Foreign ministers from five Central American countries agreed Wednesday to set up a regional commission to monitor implementation of a peace accord signed last year and to hold a summit of the nations' presidents in January.

In a document signed before Joao Baena Soares, secretary-general of the Organization of American States, the five ministers agreed to the establishment of a commission to oversee fulfillment of the Esquipulas II peace pact signed Aug. 7, 1987, by the presidents of Costa Rica, El Salvador, Guatemala, Honduras and Nicaragua."We are giving back hope to 28 million Central American people who long for peace," said Guatemalan Foreign Minister Alfonso Cabrera. "Peace cannot be obtained overnight. We have assumed the responsiblity for creating the conditions for peace - a complex process. The signing of this document is a great step toward that."

The ministers did not say where the commission will be based, how many members it will have or when it will be established.

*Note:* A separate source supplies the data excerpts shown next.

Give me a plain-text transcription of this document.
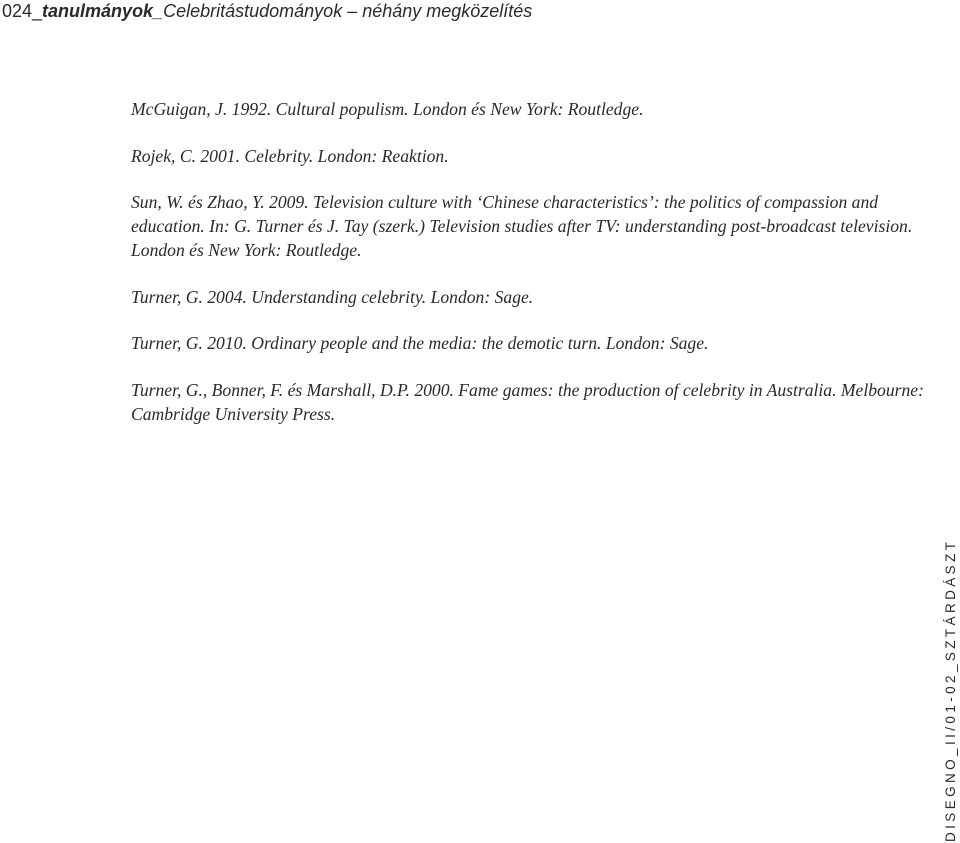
024_tanulmányok_Celebritástudományok – néhány megközelítés

McGuigan, J. 1992. Cultural populism. London és New York: Routledge.

Rojek, C. 2001. Celebrity. London: Reaktion.

Sun, W. és Zhao, Y. 2009. Television culture with ‘Chinese characteristics’: the politics of compassion and education. In: G. Turner és J. Tay (szerk.) Television studies after TV: understanding post-broadcast television. London és New York: Routledge.

Turner, G. 2004. Understanding celebrity. London: Sage.

Turner, G. 2010. Ordinary people and the media: the demotic turn. London: Sage.

Turner, G., Bonner, F. és Marshall, D.P. 2000. Fame games: the production of celebrity in Australia. Melbourne: Cambridge University Press.

DISEGNO_II/01-02_SZTÁRDÁSZT
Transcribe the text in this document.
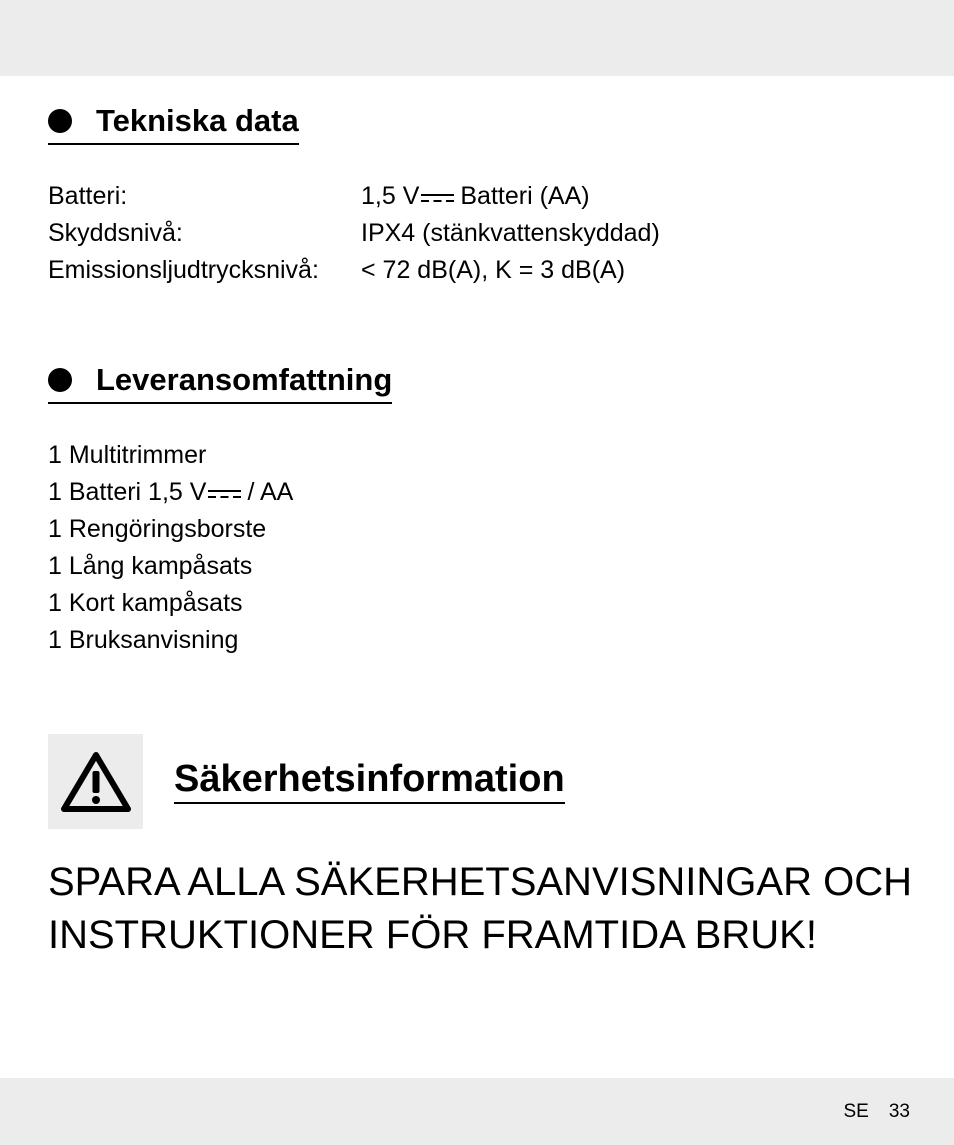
Tekniska data
Batteri:	1,5 V Batteri (AA)
Skyddsnivå:	IPX4 (stänkvattenskyddad)
Emissionsljudtrycksnivå:	< 72 dB(A), K = 3 dB(A)
Leveransomfattning
1 Multitrimmer
1 Batteri 1,5 V / AA
1 Rengöringsborste
1 Lång kampåsats
1 Kort kampåsats
1 Bruksanvisning
Säkerhetsinformation
SPARA ALLA SÄKERHETSANVISNINGAR OCH
INSTRUKTIONER FÖR FRAMTIDA BRUK!
SE 33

The ministers' meeting in Mexico City was convened to give new impetus to the peace plan, which is aimed at ending the region's civil wars and democratizing its political life.

The foreign ministers agreed to hold a presidential summit Jan. 12-13 in El Salvador, to be preceded by a preparatory session of the ministers in the Nicaraguan capital of Managua.

Nicaraguan Foreign Minister Miguel D'Escoto said the summit, the date for which had been pushed back several times because of a dispute between his country and neighboring Honduras, could prove to be a key step in bringing peace to war-ravaged Central America.

"In the next meeting we will discuss the mechanisms of verification (of the peace accord), and historic decisions will be made in January."